Friday, September 3, 2010

Increased Beef Oversight: Needed? or Overkill?

When I strolled into the meat shop last Saturday morning, my E-mail inbox had a surprise waiting for me!  I received notification about yet another meat recall.  But this wasn’t just any old meat recall.  My eyes did a little double take. The recall was for a strain of E. coli known as O26. So, what’s the big deal you say?

Without getting too sciency and geeky, here’s the gist of it… Generally, beef recalls are due to the well publicized virulent (bad … yes, there are “good” ones, too) strain of E. coli known as O157:H7.  For my small business, containing this ubiquitous threat can literally mean the difference of being in business or vaporizing our life’s work.  Yep, it’s the kind of stuff that keeps a gal up at night.  The O157:H7 strain of E. coli is an official adulterant under USDA regulations.  So now, what does that mean?
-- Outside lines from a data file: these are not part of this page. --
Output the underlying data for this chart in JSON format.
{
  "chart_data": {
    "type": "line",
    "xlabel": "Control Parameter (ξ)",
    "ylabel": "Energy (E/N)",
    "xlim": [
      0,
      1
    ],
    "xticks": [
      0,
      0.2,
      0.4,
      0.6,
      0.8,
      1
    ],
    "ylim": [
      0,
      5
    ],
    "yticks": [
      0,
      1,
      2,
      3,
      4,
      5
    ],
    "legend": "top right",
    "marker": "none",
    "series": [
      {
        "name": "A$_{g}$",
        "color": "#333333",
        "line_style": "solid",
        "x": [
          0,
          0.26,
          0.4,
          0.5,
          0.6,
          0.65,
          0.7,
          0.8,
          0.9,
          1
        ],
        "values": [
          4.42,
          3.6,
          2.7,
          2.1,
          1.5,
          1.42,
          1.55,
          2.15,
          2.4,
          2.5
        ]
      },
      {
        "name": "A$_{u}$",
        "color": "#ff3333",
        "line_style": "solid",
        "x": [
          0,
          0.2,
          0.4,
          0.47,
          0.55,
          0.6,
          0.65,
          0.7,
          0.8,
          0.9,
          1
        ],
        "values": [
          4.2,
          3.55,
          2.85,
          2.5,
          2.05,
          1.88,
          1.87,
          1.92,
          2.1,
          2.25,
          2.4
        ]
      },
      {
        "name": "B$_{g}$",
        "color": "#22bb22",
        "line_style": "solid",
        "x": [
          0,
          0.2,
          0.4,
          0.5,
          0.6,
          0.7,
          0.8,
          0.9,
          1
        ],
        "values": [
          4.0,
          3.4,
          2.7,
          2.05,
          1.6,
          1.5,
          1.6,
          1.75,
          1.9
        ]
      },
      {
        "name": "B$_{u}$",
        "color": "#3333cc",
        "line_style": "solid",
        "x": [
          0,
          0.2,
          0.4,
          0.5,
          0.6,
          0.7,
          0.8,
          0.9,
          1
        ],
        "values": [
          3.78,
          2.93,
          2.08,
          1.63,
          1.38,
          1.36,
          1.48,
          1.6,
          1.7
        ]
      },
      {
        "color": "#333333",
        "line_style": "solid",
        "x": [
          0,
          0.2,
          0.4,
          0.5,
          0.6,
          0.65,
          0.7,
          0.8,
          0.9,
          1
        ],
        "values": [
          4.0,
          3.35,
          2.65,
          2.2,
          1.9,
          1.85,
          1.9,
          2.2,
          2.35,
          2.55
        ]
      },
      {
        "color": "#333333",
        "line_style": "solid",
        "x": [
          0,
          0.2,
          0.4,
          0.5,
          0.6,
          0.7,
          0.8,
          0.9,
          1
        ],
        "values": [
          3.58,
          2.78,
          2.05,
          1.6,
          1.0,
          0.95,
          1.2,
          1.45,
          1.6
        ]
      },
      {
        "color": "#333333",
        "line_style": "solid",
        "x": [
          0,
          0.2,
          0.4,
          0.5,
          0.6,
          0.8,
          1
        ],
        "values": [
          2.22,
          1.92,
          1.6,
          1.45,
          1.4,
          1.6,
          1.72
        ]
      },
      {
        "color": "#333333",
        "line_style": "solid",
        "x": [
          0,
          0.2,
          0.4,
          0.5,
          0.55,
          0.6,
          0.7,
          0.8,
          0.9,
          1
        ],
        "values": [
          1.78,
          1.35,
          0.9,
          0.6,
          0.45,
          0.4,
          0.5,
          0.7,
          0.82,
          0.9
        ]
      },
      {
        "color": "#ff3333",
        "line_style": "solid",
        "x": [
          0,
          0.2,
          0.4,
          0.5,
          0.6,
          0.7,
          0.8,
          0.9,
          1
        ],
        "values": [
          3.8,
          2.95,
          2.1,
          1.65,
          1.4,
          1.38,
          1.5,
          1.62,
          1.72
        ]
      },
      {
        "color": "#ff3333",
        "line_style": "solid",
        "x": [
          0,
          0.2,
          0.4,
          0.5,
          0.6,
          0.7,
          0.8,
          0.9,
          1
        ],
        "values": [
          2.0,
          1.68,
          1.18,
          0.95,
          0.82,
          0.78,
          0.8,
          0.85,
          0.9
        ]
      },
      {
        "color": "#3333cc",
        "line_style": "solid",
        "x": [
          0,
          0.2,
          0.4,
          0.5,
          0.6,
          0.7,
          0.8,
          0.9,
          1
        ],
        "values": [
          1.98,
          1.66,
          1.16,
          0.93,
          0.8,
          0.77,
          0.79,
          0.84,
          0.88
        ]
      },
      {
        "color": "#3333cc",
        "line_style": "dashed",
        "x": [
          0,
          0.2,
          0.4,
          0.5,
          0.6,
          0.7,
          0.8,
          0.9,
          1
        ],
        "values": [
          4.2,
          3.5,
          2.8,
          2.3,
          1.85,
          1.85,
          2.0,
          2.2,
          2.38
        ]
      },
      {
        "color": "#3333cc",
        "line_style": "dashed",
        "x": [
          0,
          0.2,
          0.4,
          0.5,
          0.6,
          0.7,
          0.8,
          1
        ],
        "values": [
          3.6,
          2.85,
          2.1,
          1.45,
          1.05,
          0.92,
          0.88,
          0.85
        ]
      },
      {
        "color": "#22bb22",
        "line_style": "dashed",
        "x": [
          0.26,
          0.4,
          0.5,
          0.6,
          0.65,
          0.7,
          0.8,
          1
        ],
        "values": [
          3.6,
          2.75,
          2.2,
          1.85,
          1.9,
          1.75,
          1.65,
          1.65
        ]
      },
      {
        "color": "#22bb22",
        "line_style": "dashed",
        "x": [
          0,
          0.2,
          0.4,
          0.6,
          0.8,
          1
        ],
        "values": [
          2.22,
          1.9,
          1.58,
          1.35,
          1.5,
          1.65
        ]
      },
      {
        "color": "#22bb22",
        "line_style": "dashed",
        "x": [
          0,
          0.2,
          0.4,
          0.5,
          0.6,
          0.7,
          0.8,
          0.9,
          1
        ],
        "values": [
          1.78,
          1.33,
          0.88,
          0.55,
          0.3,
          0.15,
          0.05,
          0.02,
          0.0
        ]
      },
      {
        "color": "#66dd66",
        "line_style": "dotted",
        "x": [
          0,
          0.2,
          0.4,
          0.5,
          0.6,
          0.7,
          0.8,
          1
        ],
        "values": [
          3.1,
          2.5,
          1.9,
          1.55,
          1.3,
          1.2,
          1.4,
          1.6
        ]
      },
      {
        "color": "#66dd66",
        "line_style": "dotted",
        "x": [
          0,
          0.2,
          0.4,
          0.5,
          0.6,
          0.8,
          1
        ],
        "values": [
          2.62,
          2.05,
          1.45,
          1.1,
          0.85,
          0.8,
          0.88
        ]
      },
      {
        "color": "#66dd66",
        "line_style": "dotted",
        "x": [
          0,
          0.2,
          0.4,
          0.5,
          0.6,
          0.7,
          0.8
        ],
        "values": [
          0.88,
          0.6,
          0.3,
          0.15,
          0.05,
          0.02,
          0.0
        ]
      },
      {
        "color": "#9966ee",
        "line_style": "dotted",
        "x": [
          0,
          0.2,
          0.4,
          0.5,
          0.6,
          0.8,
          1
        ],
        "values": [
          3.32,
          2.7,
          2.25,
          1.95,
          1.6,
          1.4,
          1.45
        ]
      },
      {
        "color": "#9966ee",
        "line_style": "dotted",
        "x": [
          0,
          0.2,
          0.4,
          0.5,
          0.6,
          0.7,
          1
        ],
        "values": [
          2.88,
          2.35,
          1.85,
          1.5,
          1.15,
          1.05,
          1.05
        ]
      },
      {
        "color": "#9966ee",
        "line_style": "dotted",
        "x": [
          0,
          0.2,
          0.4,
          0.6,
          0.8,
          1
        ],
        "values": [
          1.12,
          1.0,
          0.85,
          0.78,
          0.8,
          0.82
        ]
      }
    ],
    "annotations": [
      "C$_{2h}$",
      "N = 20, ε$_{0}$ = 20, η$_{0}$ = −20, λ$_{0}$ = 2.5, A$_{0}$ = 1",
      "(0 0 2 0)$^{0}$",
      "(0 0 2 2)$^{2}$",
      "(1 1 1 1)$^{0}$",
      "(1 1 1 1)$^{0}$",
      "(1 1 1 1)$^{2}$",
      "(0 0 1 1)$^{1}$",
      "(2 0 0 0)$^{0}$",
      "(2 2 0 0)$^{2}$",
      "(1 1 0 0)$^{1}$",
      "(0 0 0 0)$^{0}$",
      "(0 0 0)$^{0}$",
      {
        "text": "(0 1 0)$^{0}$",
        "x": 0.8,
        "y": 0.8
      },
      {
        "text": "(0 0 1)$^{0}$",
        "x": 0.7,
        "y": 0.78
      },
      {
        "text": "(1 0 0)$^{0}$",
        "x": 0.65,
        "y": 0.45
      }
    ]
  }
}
Well, it basically boils down to the fact that E. coli O157:H7 is highly regulated and strictly enforced with a zero tolerance policy.  This in itself is enough to drive a small (even large!) USDA inspected beef slaughter and fabrication plant mad.  Why?  Folks, there is no sterile raw meat product.  YES, you heard it here.  Not even a small slaughter plant can create a sterile raw meat product.  Try as we may, there are no guarantees.  I know, I know…you heard that grass fed beef or small family farms can’t have E. coli, Salmonella, or whatever bug.  You read somewhere that small slaughterhouses somehow create a magical, mystical safe meat.